WWW2026

URLBank: Data-Driven URL Discovery via Temporal Link Graphs

Felipe Marineli, Valerio Cetorelli, Valter Crescenzi, Tim Furche, Xiaonan Guo

Abstract

Web-scale editorial crawling must balance coverage and freshness within tight politeness and request budgets. Nonetheless, in production systems, manual seed management remains common despite being inefficient—oversampling redundant seeds while missing high-yield ones. URLBank replaces manual curation with a label-free controller that infers optimal seed selection directly from temporal crawl telemetry. It identifies candidate entry points, estimates stability—the persistence of links across crawler revolutions—and productivity—the rate of first-seen publications—and ranks them through greedy marginal gain on a shared-credit coverage objective. In a shadow A/B evaluation spanning 5,238 sites, URLBank consistently achieves higher coverage, greater efficiency, and earlier discovery under identical conditions. Gains remain stable across Top-K budgets, approaching near-complete coverage with far fewer seeds.

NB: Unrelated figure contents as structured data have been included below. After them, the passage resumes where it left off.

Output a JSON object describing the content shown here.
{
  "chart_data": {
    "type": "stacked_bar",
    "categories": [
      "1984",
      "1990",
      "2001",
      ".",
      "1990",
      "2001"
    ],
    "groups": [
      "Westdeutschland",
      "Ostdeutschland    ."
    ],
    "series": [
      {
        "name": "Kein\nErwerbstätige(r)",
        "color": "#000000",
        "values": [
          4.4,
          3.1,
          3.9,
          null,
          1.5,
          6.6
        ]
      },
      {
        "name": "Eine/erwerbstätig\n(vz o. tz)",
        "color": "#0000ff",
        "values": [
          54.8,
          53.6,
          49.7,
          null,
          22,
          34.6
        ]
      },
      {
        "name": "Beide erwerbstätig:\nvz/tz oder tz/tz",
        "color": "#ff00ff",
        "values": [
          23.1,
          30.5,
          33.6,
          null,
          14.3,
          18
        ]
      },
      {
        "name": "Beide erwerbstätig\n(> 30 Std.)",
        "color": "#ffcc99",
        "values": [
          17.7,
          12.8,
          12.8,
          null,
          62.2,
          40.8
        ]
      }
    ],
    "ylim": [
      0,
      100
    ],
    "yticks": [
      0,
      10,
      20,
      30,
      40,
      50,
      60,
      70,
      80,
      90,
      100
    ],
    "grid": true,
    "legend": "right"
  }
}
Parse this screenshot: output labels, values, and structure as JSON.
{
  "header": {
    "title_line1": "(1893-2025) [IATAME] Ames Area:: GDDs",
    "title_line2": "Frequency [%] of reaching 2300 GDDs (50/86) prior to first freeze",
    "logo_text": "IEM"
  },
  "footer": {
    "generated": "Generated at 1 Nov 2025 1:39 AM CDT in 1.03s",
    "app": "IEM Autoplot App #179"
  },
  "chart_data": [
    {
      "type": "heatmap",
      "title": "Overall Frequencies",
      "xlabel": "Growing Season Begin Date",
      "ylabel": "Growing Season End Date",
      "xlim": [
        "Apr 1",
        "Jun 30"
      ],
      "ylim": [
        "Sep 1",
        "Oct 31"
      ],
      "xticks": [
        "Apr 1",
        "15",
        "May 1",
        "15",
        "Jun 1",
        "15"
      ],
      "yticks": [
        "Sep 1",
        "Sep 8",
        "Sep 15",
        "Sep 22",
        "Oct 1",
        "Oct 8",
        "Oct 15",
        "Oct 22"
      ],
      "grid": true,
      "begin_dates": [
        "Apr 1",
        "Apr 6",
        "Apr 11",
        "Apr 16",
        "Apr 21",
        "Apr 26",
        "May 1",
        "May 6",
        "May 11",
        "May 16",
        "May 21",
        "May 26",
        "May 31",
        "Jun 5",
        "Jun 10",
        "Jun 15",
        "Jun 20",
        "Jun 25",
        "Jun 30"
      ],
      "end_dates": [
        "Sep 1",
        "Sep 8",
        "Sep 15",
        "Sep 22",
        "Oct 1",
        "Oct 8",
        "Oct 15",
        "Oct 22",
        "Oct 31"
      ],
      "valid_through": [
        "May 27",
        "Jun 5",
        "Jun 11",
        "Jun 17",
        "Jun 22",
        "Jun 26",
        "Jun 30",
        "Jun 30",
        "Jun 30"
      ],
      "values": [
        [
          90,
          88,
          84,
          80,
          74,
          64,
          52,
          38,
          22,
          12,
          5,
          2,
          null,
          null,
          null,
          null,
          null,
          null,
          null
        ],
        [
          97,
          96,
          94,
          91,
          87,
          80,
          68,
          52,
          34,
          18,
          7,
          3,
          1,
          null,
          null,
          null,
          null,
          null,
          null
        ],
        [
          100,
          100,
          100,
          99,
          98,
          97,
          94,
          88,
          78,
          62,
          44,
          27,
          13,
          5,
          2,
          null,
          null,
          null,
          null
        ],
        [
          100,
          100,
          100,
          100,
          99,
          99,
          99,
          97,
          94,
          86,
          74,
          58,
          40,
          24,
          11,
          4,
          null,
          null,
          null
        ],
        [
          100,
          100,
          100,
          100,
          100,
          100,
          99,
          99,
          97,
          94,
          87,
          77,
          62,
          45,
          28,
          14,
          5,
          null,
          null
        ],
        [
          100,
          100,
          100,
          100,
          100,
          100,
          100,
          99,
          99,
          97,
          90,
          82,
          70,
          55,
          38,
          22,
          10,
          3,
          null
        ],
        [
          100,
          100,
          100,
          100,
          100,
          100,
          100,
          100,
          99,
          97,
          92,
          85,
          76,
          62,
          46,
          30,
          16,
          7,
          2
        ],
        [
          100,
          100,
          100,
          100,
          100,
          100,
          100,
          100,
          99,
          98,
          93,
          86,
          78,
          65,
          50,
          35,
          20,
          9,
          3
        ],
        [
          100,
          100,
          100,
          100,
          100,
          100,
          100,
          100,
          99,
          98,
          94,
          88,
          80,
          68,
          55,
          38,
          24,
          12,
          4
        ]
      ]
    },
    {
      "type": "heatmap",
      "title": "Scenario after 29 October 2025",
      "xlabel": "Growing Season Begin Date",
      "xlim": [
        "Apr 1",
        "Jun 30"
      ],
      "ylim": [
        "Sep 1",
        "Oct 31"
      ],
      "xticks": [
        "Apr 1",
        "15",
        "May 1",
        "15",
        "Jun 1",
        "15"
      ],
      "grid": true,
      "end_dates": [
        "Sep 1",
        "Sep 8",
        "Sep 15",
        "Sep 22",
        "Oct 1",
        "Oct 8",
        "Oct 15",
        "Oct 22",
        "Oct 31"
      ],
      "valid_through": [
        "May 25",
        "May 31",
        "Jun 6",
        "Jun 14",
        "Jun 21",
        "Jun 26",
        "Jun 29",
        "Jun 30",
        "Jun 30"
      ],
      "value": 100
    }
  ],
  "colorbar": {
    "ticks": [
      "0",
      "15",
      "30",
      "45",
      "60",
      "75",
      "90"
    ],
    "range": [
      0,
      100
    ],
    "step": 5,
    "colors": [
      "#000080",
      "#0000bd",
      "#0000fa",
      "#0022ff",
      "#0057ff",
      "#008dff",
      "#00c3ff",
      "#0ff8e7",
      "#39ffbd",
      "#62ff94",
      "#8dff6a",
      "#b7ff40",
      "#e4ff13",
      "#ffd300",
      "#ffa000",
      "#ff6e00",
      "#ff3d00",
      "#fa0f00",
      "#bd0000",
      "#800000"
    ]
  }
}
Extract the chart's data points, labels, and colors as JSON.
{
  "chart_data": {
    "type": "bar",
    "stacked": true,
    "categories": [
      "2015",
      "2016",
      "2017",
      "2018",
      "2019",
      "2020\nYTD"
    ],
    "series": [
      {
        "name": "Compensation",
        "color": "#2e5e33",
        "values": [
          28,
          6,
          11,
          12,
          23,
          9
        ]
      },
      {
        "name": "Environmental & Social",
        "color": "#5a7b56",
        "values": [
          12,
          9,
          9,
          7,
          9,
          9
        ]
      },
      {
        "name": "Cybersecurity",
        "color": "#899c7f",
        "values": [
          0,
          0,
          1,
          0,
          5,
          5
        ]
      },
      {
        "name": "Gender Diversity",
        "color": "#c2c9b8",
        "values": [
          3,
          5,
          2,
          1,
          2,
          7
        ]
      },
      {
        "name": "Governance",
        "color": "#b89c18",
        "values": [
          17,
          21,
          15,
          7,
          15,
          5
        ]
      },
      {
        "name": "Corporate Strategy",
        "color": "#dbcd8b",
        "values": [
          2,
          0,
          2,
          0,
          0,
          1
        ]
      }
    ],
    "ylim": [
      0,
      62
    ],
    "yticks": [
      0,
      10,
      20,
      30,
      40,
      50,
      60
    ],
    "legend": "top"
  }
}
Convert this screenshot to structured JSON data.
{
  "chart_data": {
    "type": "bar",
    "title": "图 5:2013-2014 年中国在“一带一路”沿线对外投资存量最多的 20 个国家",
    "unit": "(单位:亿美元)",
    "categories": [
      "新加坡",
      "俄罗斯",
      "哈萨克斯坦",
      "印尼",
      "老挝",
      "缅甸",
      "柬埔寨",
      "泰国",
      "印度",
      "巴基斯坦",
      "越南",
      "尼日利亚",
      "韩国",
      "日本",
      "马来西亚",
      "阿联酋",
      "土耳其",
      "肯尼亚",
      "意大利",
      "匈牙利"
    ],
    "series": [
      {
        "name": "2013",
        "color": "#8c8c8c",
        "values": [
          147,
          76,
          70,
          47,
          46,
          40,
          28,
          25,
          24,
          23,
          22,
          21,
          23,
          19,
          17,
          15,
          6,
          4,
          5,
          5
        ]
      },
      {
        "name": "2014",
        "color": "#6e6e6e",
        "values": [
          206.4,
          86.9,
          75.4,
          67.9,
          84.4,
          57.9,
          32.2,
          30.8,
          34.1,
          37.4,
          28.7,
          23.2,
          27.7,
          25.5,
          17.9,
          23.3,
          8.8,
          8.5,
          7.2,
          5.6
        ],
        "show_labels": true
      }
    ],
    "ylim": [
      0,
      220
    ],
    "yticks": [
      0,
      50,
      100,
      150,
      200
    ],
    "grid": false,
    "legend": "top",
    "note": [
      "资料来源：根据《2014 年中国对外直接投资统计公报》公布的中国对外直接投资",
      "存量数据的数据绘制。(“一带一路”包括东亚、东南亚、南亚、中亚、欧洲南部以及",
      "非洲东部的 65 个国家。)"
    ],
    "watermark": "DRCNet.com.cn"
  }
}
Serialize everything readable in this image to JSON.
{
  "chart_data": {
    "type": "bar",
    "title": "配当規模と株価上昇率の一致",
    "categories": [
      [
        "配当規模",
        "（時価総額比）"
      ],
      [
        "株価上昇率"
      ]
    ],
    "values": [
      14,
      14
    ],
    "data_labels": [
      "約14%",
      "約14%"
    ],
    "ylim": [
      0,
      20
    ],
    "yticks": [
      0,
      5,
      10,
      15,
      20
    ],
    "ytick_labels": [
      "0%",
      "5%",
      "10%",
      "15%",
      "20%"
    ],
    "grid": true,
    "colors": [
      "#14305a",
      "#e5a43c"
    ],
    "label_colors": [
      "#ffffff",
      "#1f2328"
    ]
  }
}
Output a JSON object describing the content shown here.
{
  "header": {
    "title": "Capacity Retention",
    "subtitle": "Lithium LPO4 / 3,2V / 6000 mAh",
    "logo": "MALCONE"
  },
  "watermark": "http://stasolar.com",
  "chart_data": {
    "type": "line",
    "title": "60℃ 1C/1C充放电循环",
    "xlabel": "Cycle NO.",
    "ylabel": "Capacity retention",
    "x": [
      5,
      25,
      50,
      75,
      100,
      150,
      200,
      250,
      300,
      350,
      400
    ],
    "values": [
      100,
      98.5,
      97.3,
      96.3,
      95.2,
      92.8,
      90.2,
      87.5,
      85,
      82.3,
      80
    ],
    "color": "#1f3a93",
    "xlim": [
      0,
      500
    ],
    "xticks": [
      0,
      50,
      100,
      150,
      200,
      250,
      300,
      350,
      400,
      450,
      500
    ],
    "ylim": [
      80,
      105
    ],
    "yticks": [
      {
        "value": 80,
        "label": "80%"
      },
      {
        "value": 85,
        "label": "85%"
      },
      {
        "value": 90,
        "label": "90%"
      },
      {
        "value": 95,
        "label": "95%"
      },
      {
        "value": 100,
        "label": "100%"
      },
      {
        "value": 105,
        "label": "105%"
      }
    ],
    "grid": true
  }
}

Deployed alongside Meltwater's production crawler Pulitzer, URLBank operates with versioned policies, ranked prefixes for crawl budgets, and integrated health diagnostics, making allocation transparent, auditable, and reversible. Together, these results demonstrate that temporal signals, through an interpretable greedy objective, yield large, measurable improvements in industrial-scale coverage, resource efficiency, and freshness.